舛添要一氏「口約束というのは酷すぎ」トランプ関税で日米双方を批判「世界経済を破壊する」

舛添要一氏(2016年5月)

前東京都知事で国際政治学者の舛添要一氏が、10日配信のABEMA報道番組「ABEMA的ニュースショー」に出演。トランプ米政権の日本への追加関税をめぐり、双方の見解に食い違いがあったことについて、私見を述べた。

番組では、トランプ関税をめぐり、日本政府側は15%未満の税率の品目は一律15%になり、牛肉など15%以上の場合は従来の税率が維持されるとして「上乗せ」を否定した一方、米政府は15%の「上乗せ」を発表し、赤沢亮正経済再生担当相が調整のため訪米を繰り返していること、合意文書がないことなどに触れた。

舛添氏は「きちんと文書をかわして…プラスもあるんですけど急ぐという意味では」と、大統領令の方が時間がかかわないことは認めながらも「ただやっぱり、会社との契約だってきちんと契約書を交わすわけで、口約束というのはちょっと酷すぎる」と、日本政府の対応を批判した。

また、赤沢大臣ががラトニック商務長官とベッセント財務長官とは交渉を重ね、「ラトちゃん」「ベッちゃん」と愛称で呼んでいるのに対して、USTRのグリア代表との交渉が伝えられないことも問題視。「USTRはジェイミソン・グリアというのがトップなんですけど、これはものすごくタカ派なんですね。赤沢さんとしては、財務長官と商務長官の2人、面白い名前で呼んでいたけど、そういうのとなら話はしやすい、グリアとは話がしにくい、といってやってない」と推察した上で「だけど、例えてみれば、日本に相手が来て財務大臣と話をした、だけど経産大臣とは話をしないで決めた、といったら、後で文句を言うに決まっているじゃないですか。相手側の総意として、文書じゃなくても、『アメリカ政府として』というのが入ってないところが問題」と語った。

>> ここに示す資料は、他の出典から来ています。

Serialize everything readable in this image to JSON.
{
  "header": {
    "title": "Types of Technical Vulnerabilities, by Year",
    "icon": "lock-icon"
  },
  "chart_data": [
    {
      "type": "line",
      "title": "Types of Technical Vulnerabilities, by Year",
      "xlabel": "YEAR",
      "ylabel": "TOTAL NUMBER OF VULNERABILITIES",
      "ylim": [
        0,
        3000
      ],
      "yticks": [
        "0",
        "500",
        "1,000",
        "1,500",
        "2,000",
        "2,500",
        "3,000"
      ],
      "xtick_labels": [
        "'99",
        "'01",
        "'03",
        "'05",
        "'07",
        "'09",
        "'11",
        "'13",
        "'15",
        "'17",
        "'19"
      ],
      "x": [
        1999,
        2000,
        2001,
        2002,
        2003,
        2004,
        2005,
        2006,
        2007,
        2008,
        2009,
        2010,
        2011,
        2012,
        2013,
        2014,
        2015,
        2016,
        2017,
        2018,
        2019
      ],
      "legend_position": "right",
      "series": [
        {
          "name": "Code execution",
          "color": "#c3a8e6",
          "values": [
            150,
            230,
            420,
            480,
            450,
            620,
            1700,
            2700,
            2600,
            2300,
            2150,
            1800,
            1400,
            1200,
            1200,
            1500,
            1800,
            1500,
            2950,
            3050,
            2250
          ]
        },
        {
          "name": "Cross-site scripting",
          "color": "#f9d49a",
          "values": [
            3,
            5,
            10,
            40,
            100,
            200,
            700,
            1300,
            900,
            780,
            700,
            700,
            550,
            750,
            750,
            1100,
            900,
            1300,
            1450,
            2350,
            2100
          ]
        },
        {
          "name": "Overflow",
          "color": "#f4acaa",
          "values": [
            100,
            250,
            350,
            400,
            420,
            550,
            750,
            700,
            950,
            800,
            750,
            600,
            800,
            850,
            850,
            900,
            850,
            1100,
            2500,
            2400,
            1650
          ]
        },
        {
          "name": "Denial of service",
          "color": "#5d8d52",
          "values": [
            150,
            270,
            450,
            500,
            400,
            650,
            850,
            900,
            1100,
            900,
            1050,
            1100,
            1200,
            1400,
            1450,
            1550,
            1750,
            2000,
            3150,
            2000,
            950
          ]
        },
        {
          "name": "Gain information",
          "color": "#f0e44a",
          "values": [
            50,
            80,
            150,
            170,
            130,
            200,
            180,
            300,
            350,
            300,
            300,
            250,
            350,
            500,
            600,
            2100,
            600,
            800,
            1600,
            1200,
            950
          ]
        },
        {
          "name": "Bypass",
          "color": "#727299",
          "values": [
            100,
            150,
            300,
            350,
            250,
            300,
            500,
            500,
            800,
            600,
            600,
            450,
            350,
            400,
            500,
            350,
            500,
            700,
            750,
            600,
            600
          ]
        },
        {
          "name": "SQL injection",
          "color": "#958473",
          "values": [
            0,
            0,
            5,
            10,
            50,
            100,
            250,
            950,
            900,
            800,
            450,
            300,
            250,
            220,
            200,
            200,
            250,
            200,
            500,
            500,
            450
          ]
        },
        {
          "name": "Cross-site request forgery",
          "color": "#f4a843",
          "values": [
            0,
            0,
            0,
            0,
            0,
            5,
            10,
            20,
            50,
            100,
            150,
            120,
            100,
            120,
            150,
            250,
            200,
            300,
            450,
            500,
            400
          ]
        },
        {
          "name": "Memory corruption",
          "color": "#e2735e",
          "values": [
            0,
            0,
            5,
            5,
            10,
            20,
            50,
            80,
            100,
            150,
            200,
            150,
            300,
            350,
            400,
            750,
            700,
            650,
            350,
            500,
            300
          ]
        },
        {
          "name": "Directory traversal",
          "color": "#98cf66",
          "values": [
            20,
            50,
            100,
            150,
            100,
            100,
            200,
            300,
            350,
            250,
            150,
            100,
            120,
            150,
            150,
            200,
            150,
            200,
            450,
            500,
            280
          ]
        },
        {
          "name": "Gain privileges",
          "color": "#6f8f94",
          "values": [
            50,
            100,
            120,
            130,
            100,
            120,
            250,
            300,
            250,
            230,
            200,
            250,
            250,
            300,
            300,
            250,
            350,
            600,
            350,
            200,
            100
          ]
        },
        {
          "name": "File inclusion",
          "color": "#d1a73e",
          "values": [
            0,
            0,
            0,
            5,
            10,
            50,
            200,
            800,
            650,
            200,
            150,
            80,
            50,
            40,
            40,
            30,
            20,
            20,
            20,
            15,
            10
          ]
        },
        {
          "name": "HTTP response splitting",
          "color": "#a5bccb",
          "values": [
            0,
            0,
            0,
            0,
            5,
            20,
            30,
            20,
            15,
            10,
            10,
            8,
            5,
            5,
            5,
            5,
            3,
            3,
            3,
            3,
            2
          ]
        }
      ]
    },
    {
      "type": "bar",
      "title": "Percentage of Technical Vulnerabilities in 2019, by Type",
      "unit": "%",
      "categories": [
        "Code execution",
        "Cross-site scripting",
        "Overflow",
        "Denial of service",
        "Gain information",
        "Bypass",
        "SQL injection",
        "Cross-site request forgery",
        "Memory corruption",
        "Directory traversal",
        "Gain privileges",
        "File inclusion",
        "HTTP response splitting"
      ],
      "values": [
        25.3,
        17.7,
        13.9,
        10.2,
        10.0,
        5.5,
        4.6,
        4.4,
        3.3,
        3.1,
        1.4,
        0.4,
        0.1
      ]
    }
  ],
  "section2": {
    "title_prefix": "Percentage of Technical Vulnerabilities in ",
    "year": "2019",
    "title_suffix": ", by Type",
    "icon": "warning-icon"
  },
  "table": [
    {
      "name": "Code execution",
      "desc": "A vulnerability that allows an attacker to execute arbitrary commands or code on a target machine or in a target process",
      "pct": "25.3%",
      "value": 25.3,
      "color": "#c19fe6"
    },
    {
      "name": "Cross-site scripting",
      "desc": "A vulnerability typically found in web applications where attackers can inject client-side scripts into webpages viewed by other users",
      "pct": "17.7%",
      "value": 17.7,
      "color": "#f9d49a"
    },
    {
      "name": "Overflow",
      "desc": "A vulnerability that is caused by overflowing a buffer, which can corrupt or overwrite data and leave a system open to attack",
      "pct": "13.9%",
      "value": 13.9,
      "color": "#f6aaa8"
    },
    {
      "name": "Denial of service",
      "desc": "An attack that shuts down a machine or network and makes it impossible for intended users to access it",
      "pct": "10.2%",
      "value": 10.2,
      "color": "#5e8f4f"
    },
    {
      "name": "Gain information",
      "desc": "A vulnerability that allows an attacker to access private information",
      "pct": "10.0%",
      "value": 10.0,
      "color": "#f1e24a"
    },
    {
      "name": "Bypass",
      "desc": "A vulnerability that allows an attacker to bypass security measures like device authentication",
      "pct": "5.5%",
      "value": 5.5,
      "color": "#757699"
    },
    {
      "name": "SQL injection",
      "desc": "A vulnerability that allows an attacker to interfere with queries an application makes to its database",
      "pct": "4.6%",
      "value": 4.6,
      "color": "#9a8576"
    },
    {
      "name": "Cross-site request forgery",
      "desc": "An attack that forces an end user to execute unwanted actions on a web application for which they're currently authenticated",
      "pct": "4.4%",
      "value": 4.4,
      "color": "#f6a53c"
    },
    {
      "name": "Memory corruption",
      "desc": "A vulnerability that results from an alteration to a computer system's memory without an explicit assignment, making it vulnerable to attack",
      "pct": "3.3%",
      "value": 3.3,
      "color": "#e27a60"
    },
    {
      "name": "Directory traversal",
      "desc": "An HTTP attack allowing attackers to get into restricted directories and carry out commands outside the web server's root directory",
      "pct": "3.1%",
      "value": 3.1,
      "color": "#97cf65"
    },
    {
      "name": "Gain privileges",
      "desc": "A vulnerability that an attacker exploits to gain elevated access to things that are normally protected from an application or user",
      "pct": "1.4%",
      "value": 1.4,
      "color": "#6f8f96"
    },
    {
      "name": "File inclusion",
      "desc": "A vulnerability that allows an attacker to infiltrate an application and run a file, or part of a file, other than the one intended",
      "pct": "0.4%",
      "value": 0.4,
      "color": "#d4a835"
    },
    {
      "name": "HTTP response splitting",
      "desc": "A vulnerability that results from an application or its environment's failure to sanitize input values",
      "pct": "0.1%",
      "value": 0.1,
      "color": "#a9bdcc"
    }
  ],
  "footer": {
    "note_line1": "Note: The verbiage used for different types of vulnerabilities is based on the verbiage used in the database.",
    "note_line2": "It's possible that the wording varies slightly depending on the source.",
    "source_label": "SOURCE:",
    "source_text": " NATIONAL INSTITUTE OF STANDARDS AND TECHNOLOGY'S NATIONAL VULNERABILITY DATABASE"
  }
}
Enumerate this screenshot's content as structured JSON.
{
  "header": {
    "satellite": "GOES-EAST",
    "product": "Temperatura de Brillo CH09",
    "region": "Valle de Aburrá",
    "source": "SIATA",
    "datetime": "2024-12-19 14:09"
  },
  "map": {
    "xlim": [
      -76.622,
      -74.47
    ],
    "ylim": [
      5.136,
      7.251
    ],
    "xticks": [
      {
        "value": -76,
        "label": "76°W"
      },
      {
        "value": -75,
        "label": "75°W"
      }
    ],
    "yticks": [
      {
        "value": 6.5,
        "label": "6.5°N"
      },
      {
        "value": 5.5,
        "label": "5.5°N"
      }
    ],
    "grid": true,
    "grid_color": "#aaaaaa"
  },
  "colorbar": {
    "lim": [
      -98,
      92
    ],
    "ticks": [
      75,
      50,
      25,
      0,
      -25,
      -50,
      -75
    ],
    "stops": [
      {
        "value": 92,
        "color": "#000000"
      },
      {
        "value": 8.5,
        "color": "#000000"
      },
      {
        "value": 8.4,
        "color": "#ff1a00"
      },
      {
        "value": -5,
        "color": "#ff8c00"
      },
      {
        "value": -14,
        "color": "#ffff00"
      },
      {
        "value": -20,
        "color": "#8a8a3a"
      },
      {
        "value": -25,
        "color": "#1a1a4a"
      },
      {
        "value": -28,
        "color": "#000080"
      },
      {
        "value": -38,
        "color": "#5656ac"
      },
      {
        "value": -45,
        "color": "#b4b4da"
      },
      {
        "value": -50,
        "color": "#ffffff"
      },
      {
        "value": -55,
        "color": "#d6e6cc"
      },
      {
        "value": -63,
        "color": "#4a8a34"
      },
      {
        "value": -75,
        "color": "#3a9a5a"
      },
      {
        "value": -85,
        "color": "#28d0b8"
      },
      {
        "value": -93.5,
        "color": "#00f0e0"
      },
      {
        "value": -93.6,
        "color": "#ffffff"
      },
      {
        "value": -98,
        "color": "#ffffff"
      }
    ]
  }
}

舛添氏は「最後は何でもかんでも、トランプさんがOKすればいいよ、みたいな雰囲気になっているから、そこに頼っているんだけど、ちょっと、こういう交渉のやり方はまずいと思う」あらためて主張。「25%が15%になった時に、みんなが喜んだのは…高いんですよ、15%だって。ほとんどなかったんだから。だけど、不確定要因が取り除かれた、ということで安心していたわけですよ。ところがそれがひっくり返ったら、何をもって安心すればいいのか、いつからやるかも決まってないし」と語った。

また、トランプ政権についても「アメリカ側に言わせるといっぱい国があるから対応を1個1個やれない、と言うけど、EUという大きな経済パートナー、日本という経済パートナー、あと中国。2つ3つは主要なパートナーでしょ。そこをしっかり固めないで、ベトナム決めたとか、インドいじめてるとか、ブラジルやっている、と言うけれど、これは世界経済を破壊することになると思う」と、関税が高くなると伝えられる国もあげながら、米国側にも苦言を呈した。